Архивные и мемуарные публикации весны – лета 2020 года
Опубликовано в журнале Знамя, номер 11, 2020
«Надеюсь, до торжества большевизма в Германии мы не доживем…» Шесть писем Владимира Дмитриевича Набокова. Вступительная статья, публикация и комментарии Григория Аросева (Урал, № 7).
Из представленных в этой публикации писем Набокова-старшего, отца прославленного русского писателя, четыре адресованы П.Н. Милюкову и два — А.В. Тырковой-Вильямс. Любопытно, однако, сопоставить материал самих писем со сведениями, присутствующими в содержательной вступительной статье Г. Аросева.
Будучи видным дореволюционным политиком, Владимир Дмитриевич Набоков принадлежал к числу лидеров Конституционно-демократической партии, которую, как известно, возглавлял Павел Николаевич Милюков. До 1917 года либерально ориентированная партия кадетов (как она сокращенно называлась) пребывала в конструктивной оппозиции к власти, а затем — в твердой конфронтации с победившими большевиками. Вместе с тем, как обозначено во вступительной статье, послереволюционные позиции В.Д. Набокова и П.Н. Милюкова существенно различались: «некоторые завоевания большевиков Милюков признавал, призывая не продолжать вооруженную борьбу на родине, не поддерживать иностранную интервенцию и в целом «согласиться» с существованием новой власти в России. Все это входило в резкое противоречие с позицией Набокова».

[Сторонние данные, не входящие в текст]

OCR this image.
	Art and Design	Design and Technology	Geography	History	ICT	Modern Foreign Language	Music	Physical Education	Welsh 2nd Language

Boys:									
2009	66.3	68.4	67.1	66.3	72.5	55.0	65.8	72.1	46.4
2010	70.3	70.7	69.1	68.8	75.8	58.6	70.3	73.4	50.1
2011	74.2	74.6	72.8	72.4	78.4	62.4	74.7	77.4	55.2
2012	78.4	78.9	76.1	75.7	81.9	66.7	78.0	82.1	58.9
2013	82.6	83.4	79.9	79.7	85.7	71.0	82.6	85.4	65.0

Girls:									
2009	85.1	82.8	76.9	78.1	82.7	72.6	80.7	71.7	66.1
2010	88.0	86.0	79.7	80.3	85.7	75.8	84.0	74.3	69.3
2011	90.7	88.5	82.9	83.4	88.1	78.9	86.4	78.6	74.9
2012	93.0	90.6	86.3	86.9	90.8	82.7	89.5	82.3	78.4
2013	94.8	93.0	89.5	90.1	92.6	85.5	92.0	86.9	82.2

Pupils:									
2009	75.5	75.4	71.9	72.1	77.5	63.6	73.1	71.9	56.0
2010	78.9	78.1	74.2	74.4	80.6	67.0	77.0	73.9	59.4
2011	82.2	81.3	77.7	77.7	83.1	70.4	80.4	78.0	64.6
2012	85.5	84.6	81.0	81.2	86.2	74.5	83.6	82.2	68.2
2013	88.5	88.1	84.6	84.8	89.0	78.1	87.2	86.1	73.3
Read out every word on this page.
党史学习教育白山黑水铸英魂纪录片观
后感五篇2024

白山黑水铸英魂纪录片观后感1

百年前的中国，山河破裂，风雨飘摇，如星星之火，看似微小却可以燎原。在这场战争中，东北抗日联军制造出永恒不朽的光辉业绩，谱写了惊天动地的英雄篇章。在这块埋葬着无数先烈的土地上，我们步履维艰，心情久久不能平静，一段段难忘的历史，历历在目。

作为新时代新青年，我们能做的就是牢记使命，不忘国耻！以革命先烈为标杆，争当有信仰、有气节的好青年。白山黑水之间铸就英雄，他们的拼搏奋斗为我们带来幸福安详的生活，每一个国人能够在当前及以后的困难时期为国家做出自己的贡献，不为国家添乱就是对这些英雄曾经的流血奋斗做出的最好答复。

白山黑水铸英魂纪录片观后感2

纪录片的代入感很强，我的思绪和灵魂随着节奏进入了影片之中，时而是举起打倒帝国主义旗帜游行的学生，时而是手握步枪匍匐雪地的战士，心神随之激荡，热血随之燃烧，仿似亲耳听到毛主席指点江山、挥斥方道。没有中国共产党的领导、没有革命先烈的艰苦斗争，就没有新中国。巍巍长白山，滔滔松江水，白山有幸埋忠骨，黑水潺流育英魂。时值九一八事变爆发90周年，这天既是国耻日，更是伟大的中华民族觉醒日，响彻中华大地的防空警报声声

В итоге сплетение судеб В.Д. Набокова и П.Н. Милюкова оказалось трагическим. 28 марта 1922 года Милюков читал лекцию в Берлине. Двое молодых русских монархистов, Сергей Таборицкий и Петр Шабельский-Борк, явились на нее с целью застрелить своего идейного противника — руководителя партии кадетов. Милюкову удалось спастись. Убит был находившийся в зале Набоков…
А теперь вернемся к фразе из письма Набокова Милюкову, взятой в качестве заглавия публикации. Как мы помним, торжества большевизма в Германии 1920–1930-х годов не произошло. Победили совсем иные силы, и в стране установился человеконенавистнический режим Гитлера. А упомянутые выше правые террористы Шабельский и Таборицкий (как сказано в той же вступительной статье) «во времена национал-социализма <…> преданно служили господствующей идее, сделав неплохие карьеры (здесь и далее в цитатах курсив мой. — Е.Г.)».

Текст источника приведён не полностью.